Hukum kekerabatan sendiri mempunyai arti, hukum adat yang mengatur tentang bagaimana kedudukan pribadi seseorang sebagai anggota dalam hubungan kekerabatan, serta kedudukan anak terhadap orang tua atau sebaliknya dan juga masalah perwalian anak. Pembahasan mengenai hukum kekerabatan sendiri mengundang ketegangan yang terdapat di berbagai suku daerah bangsa Indonesia antara keluarga dan kesatuan kerabat (suku, klan). Berhubungan dengan hal itu, maka makin pentinglah arti keluarga, sejalan dengan makin merosotnya arti kesatuan kerabat (suku, klan, dan sebagainya).
Adanya permasalahan diatas mengenai merosotnya arti kesatuan kerabat serta ketegangan yang terjadi antar suku daerah akan dibahas dan diuraikan dalam pembahasan selanjutnya.
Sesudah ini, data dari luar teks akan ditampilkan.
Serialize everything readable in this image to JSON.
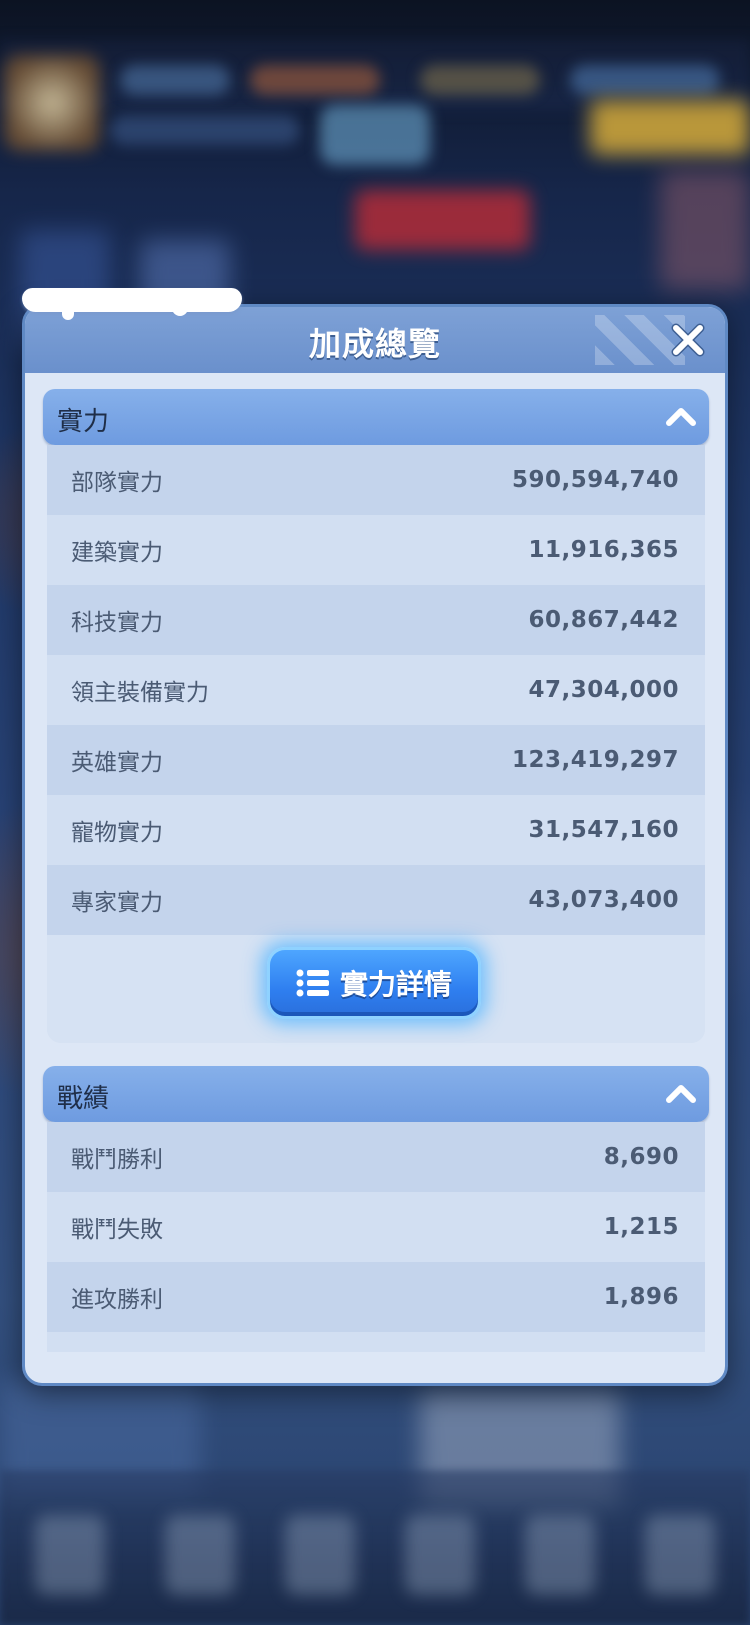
{
  "dialog": {
    "title": "加成總覽"
  },
  "power_section": {
    "header": "實力",
    "rows": [
      {
        "label": "部隊實力",
        "value": "590,594,740"
      },
      {
        "label": "建築實力",
        "value": "11,916,365"
      },
      {
        "label": "科技實力",
        "value": "60,867,442"
      },
      {
        "label": "領主裝備實力",
        "value": "47,304,000"
      },
      {
        "label": "英雄實力",
        "value": "123,419,297"
      },
      {
        "label": "寵物實力",
        "value": "31,547,160"
      },
      {
        "label": "專家實力",
        "value": "43,073,400"
      }
    ],
    "detail_button": "實力詳情"
  },
  "record_section": {
    "header": "戰績",
    "rows": [
      {
        "label": "戰鬥勝利",
        "value": "8,690"
      },
      {
        "label": "戰鬥失敗",
        "value": "1,215"
      },
      {
        "label": "進攻勝利",
        "value": "1,896"
      }
    ]
  },
  "icons": {
    "close": "close-icon",
    "collapse": "chevron-up-icon",
    "detail": "list-icon"
  },
  "colors": {
    "header": "#6a90cc",
    "section_header": "#6e9be0",
    "panel_bg": "#dde7f6",
    "button": "#2f7ff0"
  }
}
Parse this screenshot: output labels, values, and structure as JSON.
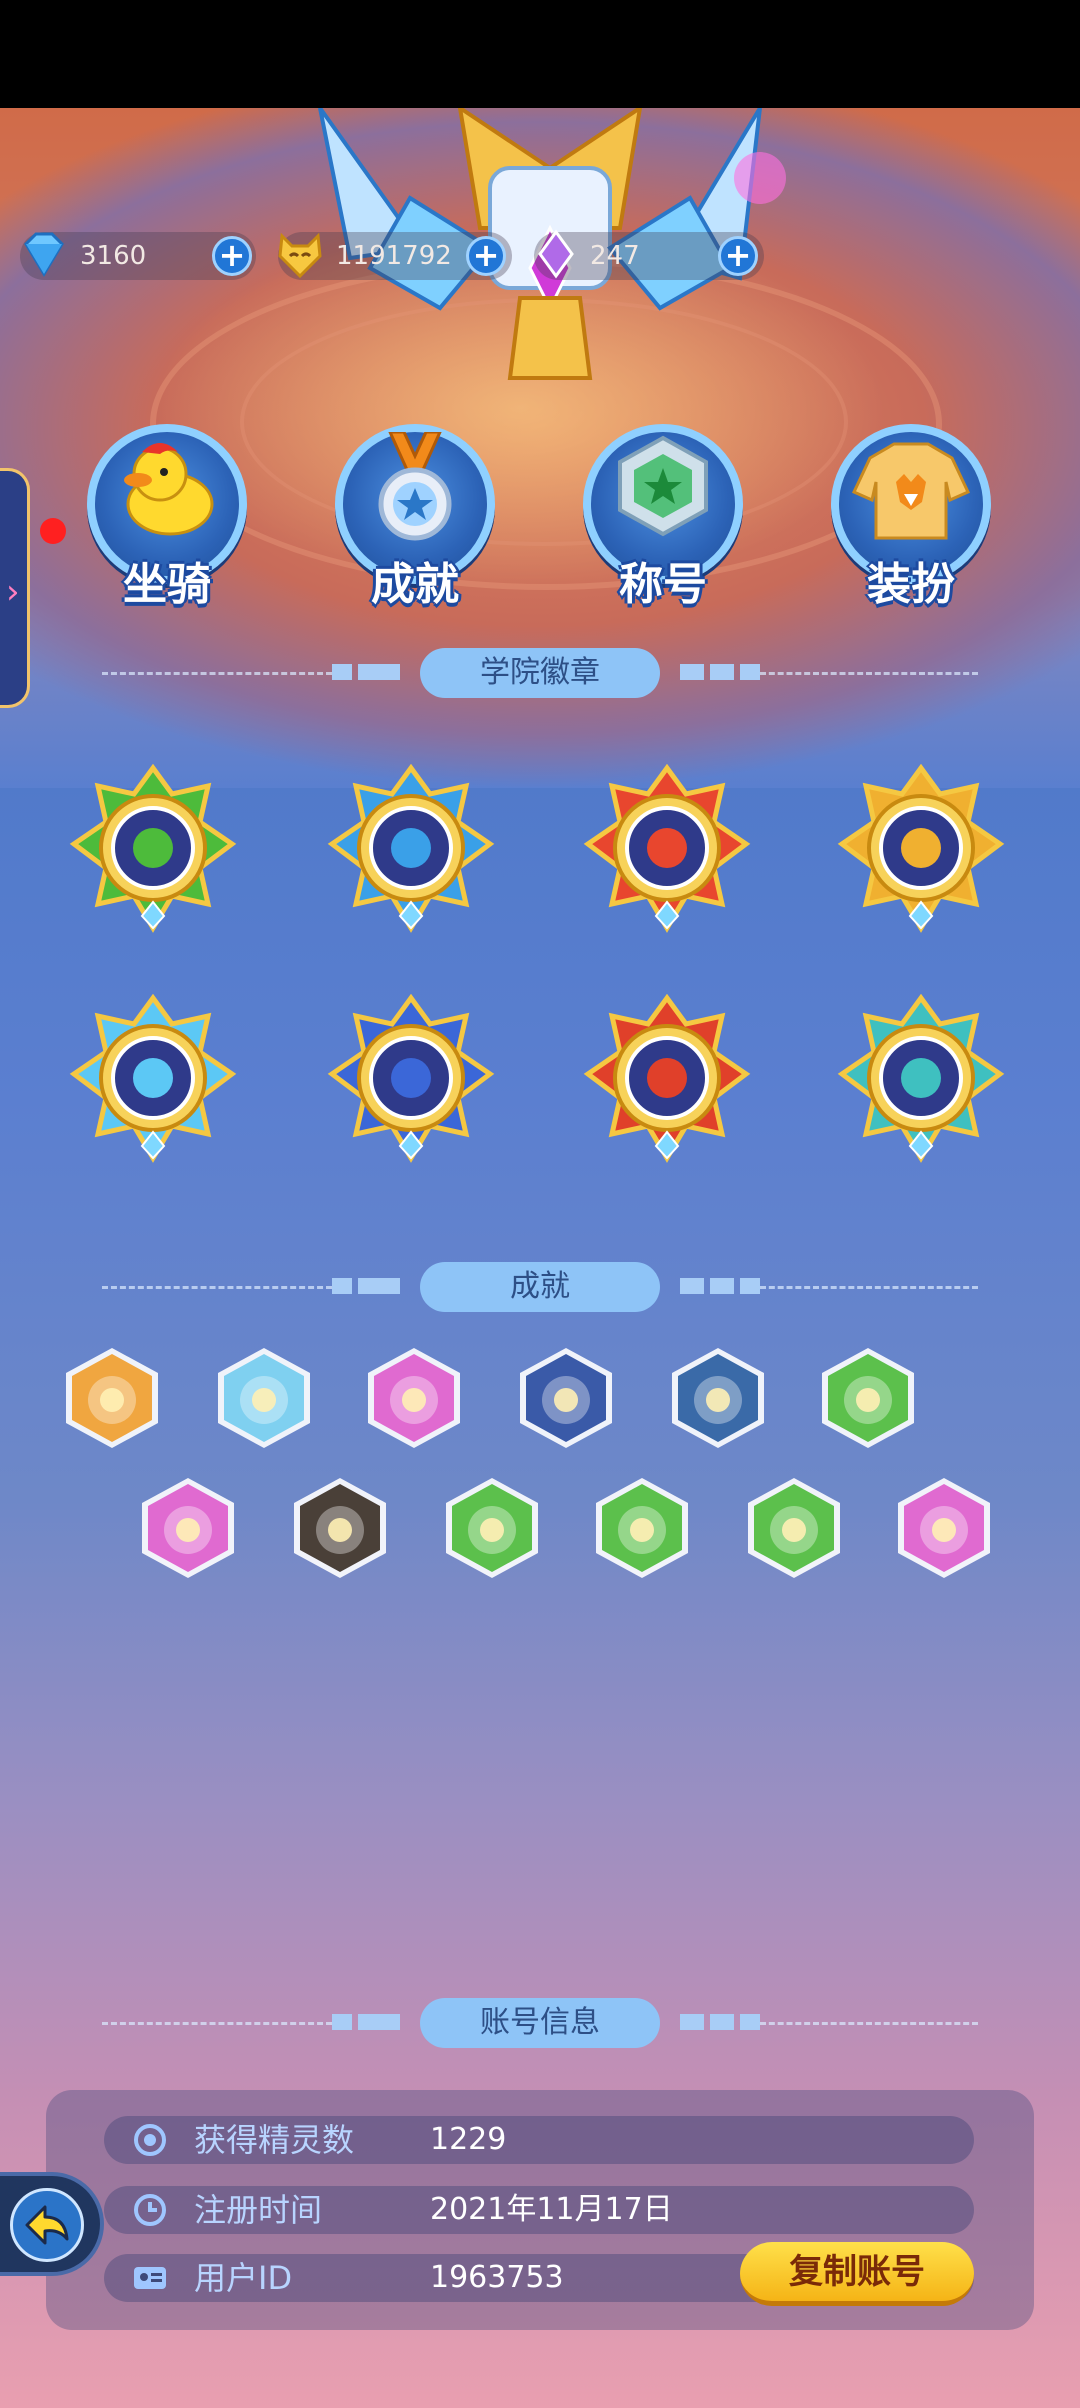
{
  "currency": [
    {
      "icon": "diamond-icon",
      "value": "3160"
    },
    {
      "icon": "cat-coin-icon",
      "value": "1191792"
    },
    {
      "icon": "energy-icon",
      "value": "247"
    }
  ],
  "features": [
    {
      "icon": "duck-mount-icon",
      "label": "坐骑"
    },
    {
      "icon": "medal-icon",
      "label": "成就"
    },
    {
      "icon": "title-badge-icon",
      "label": "称号"
    },
    {
      "icon": "fox-sweater-icon",
      "label": "装扮"
    }
  ],
  "sections": {
    "badges_title": "学院徽章",
    "achievements_title": "成就",
    "account_title": "账号信息"
  },
  "badges": [
    {
      "icon": "leaf-badge-icon",
      "color": "#4dbb3b"
    },
    {
      "icon": "wind-badge-icon",
      "color": "#3aa0e8"
    },
    {
      "icon": "fire-badge-icon",
      "color": "#e8462e"
    },
    {
      "icon": "earth-badge-icon",
      "color": "#f0b030"
    },
    {
      "icon": "ice-badge-icon",
      "color": "#5cc8f5"
    },
    {
      "icon": "thunder-badge-icon",
      "color": "#3b67d8"
    },
    {
      "icon": "flame-beast-badge-icon",
      "color": "#e0402a"
    },
    {
      "icon": "wing-badge-icon",
      "color": "#3fc0c0"
    }
  ],
  "achievements": [
    {
      "icon": "fox-achievement-icon",
      "color": "#f0a640"
    },
    {
      "icon": "star-laurel-achievement-icon",
      "color": "#7fd0f0"
    },
    {
      "icon": "dice-achievement-icon",
      "color": "#e06ad0"
    },
    {
      "icon": "monster-achievement-icon",
      "color": "#3a5aa8"
    },
    {
      "icon": "knight-achievement-icon",
      "color": "#3a6aa8"
    },
    {
      "icon": "bunny-achievement-icon",
      "color": "#5cc04c"
    },
    {
      "icon": "castle-achievement-icon",
      "color": "#e06ad0"
    },
    {
      "icon": "sword-achievement-icon",
      "color": "#4a4038"
    },
    {
      "icon": "fruit-achievement-icon",
      "color": "#5cc04c"
    },
    {
      "icon": "coin-achievement-icon",
      "color": "#5cc04c"
    },
    {
      "icon": "bandana-achievement-icon",
      "color": "#5cc04c"
    },
    {
      "icon": "laughing-achievement-icon",
      "color": "#e06ad0"
    }
  ],
  "account": {
    "rows": [
      {
        "icon": "spirit-icon",
        "label": "获得精灵数",
        "value": "1229"
      },
      {
        "icon": "clock-icon",
        "label": "注册时间",
        "value": "2021年11月17日"
      },
      {
        "icon": "id-card-icon",
        "label": "用户ID",
        "value": "1963753"
      }
    ],
    "copy_button": "复制账号"
  }
}
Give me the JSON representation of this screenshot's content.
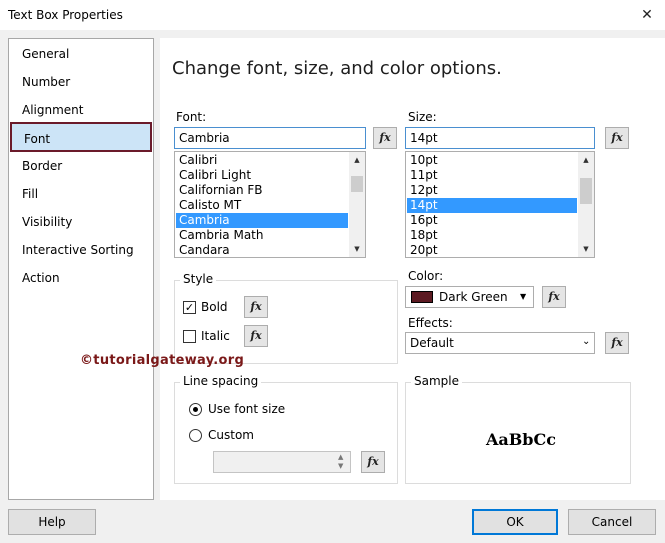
{
  "window": {
    "title": "Text Box Properties",
    "close_glyph": "✕"
  },
  "nav": {
    "items": [
      {
        "label": "General"
      },
      {
        "label": "Number"
      },
      {
        "label": "Alignment"
      },
      {
        "label": "Font"
      },
      {
        "label": "Border"
      },
      {
        "label": "Fill"
      },
      {
        "label": "Visibility"
      },
      {
        "label": "Interactive Sorting"
      },
      {
        "label": "Action"
      }
    ],
    "selected": "Font"
  },
  "heading": "Change font, size, and color options.",
  "font": {
    "label": "Font:",
    "value": "Cambria",
    "options": [
      "Calibri",
      "Calibri Light",
      "Californian FB",
      "Calisto MT",
      "Cambria",
      "Cambria Math",
      "Candara"
    ],
    "selected": "Cambria"
  },
  "size": {
    "label": "Size:",
    "value": "14pt",
    "options": [
      "10pt",
      "11pt",
      "12pt",
      "14pt",
      "16pt",
      "18pt",
      "20pt"
    ],
    "selected": "14pt"
  },
  "fx_label": "fx",
  "style": {
    "legend": "Style",
    "bold": {
      "label": "Bold",
      "checked": true
    },
    "italic": {
      "label": "Italic",
      "checked": false
    }
  },
  "color": {
    "label": "Color:",
    "value": "Dark Green",
    "swatch": "#5c1a22"
  },
  "effects": {
    "label": "Effects:",
    "value": "Default"
  },
  "line_spacing": {
    "legend": "Line spacing",
    "options": [
      {
        "label": "Use font size",
        "selected": true
      },
      {
        "label": "Custom",
        "selected": false
      }
    ],
    "custom_value": ""
  },
  "sample": {
    "legend": "Sample",
    "text": "AaBbCc"
  },
  "watermark": "©tutorialgateway.org",
  "buttons": {
    "help": "Help",
    "ok": "OK",
    "cancel": "Cancel"
  },
  "colors": {
    "selection": "#3399ff",
    "nav_selected_bg": "#cce4f7",
    "nav_selected_border": "#6b1a2a",
    "accent": "#0078d7"
  }
}
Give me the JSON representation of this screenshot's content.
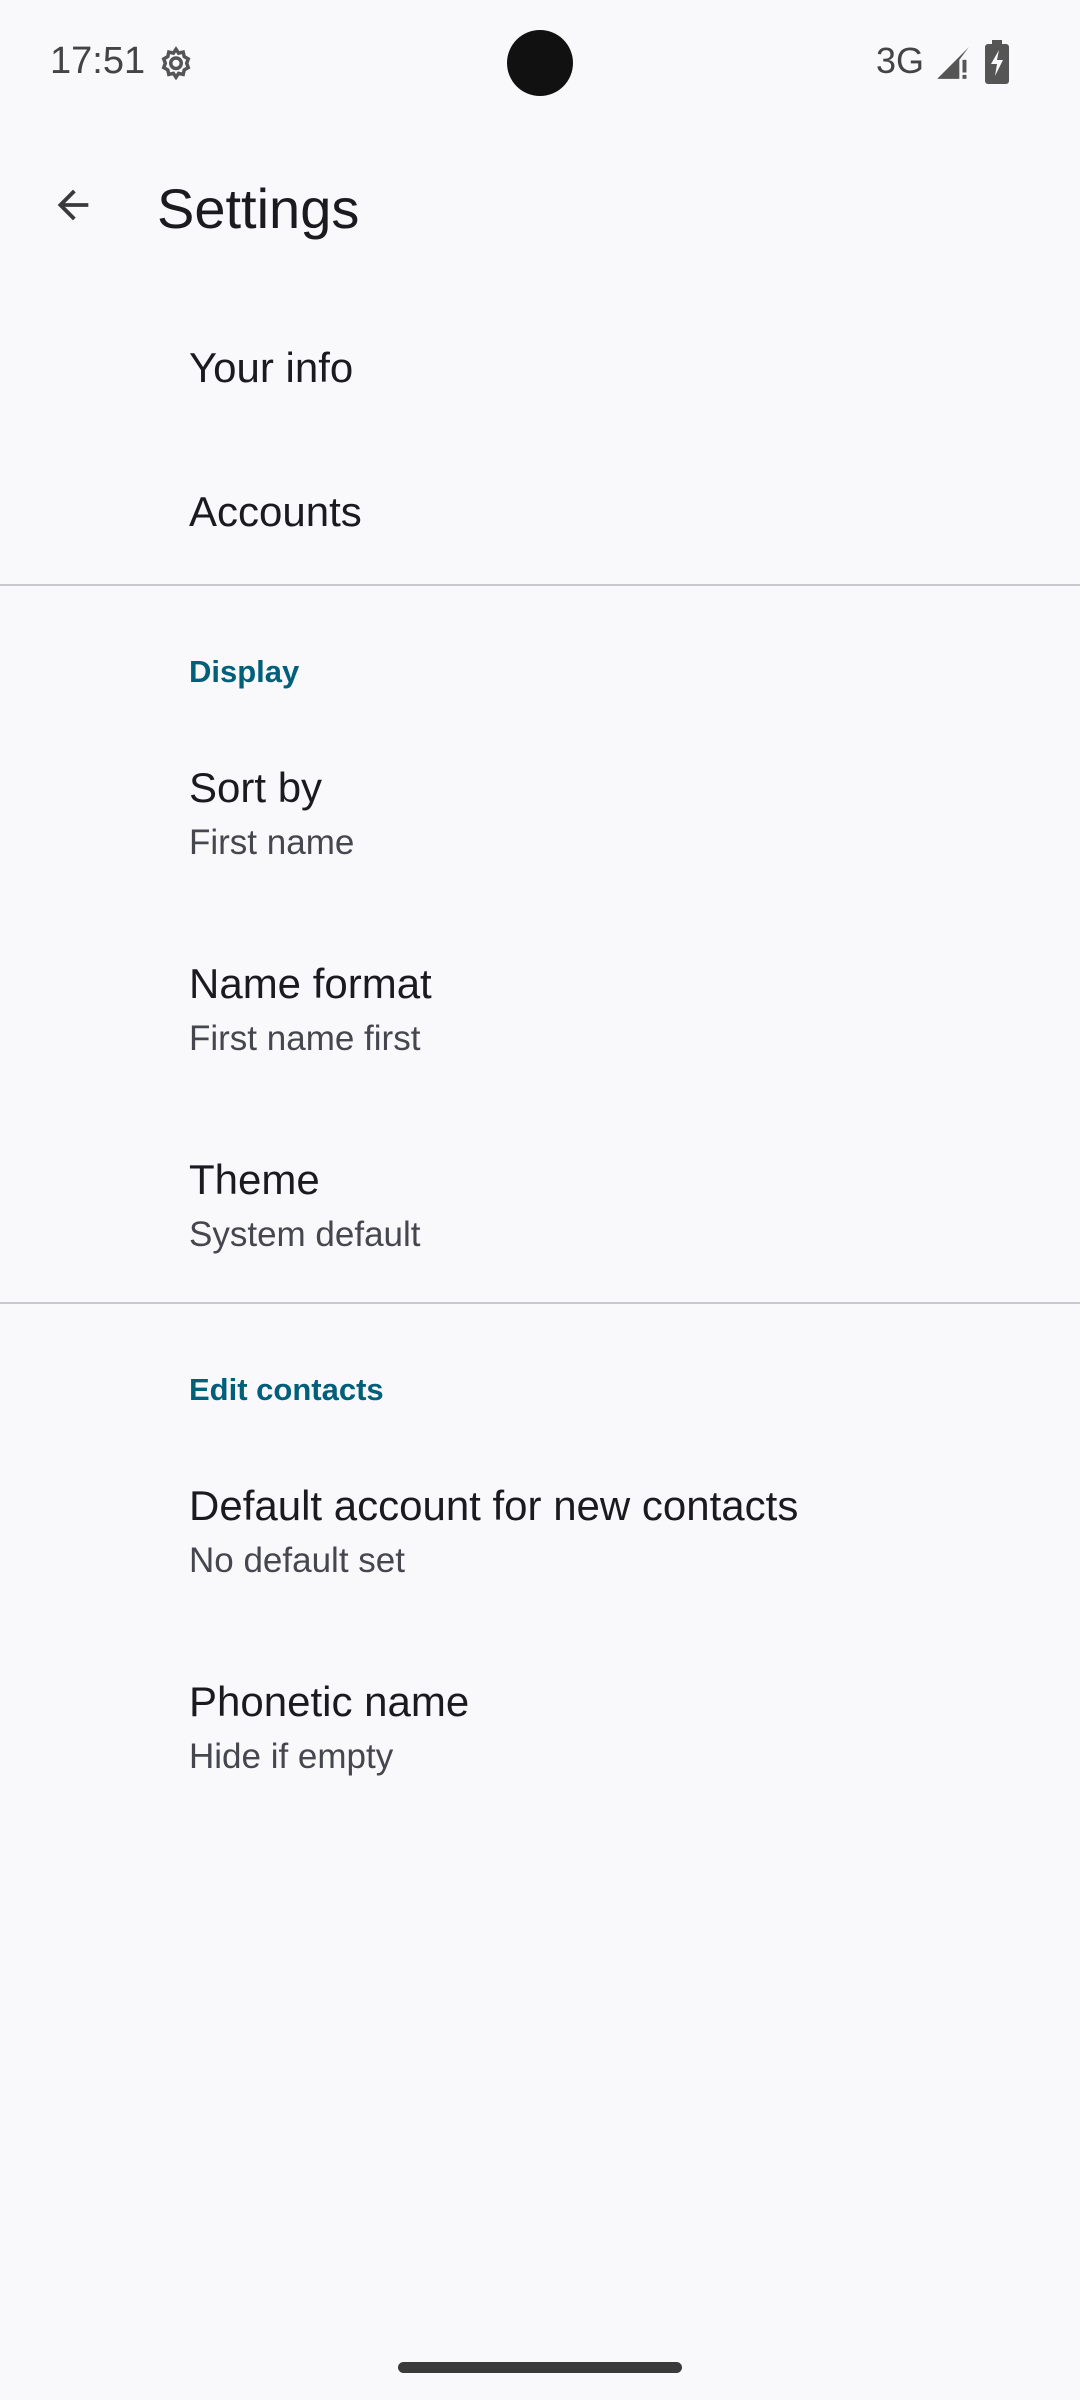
{
  "status_bar": {
    "time": "17:51",
    "network": "3G",
    "icons": [
      "gear-icon",
      "signal-icon",
      "battery-charging-icon"
    ]
  },
  "app_bar": {
    "title": "Settings",
    "back_icon": "arrow-back-icon"
  },
  "items_top": [
    {
      "title": "Your info"
    },
    {
      "title": "Accounts"
    }
  ],
  "display_section": {
    "header": "Display",
    "items": [
      {
        "title": "Sort by",
        "subtitle": "First name"
      },
      {
        "title": "Name format",
        "subtitle": "First name first"
      },
      {
        "title": "Theme",
        "subtitle": "System default"
      }
    ]
  },
  "edit_section": {
    "header": "Edit contacts",
    "items": [
      {
        "title": "Default account for new contacts",
        "subtitle": "No default set"
      },
      {
        "title": "Phonetic name",
        "subtitle": "Hide if empty"
      }
    ]
  },
  "colors": {
    "background": "#f9f9fc",
    "section_header": "#005f7a",
    "divider": "#c8c8cc"
  }
}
Sejatinya Indonesia adalah Negara yang kuat dengan semboyan “BHINEKA TUNGGAL IKA” ( meskipun berbeda-beda tetapi tetap satu jua), untuk itulah dalam hukum adat dijelaskan mengenai hukum kekerabatan yang menjadi cirri khas dari masyarakat Indonesia. Oleh karena itu, sudah seharusnya kita mengetahui sejauh manakah hukum adat mengatur tentang system kekerabatan dan pembagian hukum kekerabatan yang ada di Indonesia.

B.     Rumusan Masalah
1.      Apa Pengertian Hukum Kekerabatan?
2.      Bagaimana Sistem Hukum Kekerabatan Adat?
3.      Bagaimana Kedudukan Pribadi dalam Hukum Kekerabatan Adat?
4.      Bagaimana Hukum Kekerabatan Adat Menurut Pertalian Darah?
5.      Bagaimana Hukum Kekerabatan Adat Menurut Pertalian Perkawinan?
6.      Bagaimana Hukum Kekerabatan dat Menurut Pertalian Adat?



















BAB II
PEMBAHASAN

A.    Pengertian Hukum Kekerabatan Adat
Hukum kekerabatan adat ialah hukum adat yang mengatur tentang bagaimana kedudukan pribadi seseorang sebagai anggota dalam kerabat, kedudukan anak terhadap orang tuanya ataupun sebaliknya, serta kedudukan anak terhadap kerabatnya ataupun sebaliknya dan masalah perwalian anak.[1] Secara sederhananya, hukum kekerabatan adat mengatur tentang pertalian sanak saudara berdasarkan pertalian darah, pertalian perkawinan dan pertalian adat. Pada dasarnya pengertian hukum kekerabatan dibagi menjadi dua. Pertama, pengertian keturunan yaitu hubungan darah antara satu orang dengan yang lainnya. Dengan adanya keturunan ini maka seorang individu memiliki hak dan kewajiban yang berhubungan dengan keluarga serta silsilahnya. Kedua, adalah hubungan anak dengan orang tua.
Menurut Prof. Bushar Muhammad, SH keturunan dapat bersifat:
1.      Lurus, apabila ada seseorang merupakan langsung keturunan dari yang lain. Misalnya antara bapak dan anak, antara kakek. Bapak dan anak disebut lurus ke bawah apabila rangkaiannya dilihat dari kakek, bapak lalu ke anak.
2.      Menyimpang atau bercabang, apabila antara kedua orang atau lebih terdapat adanya ketunggalan leluhur, misalnya bapak ibunya sama (saudara sekandung), atau sekakek nenek.[2]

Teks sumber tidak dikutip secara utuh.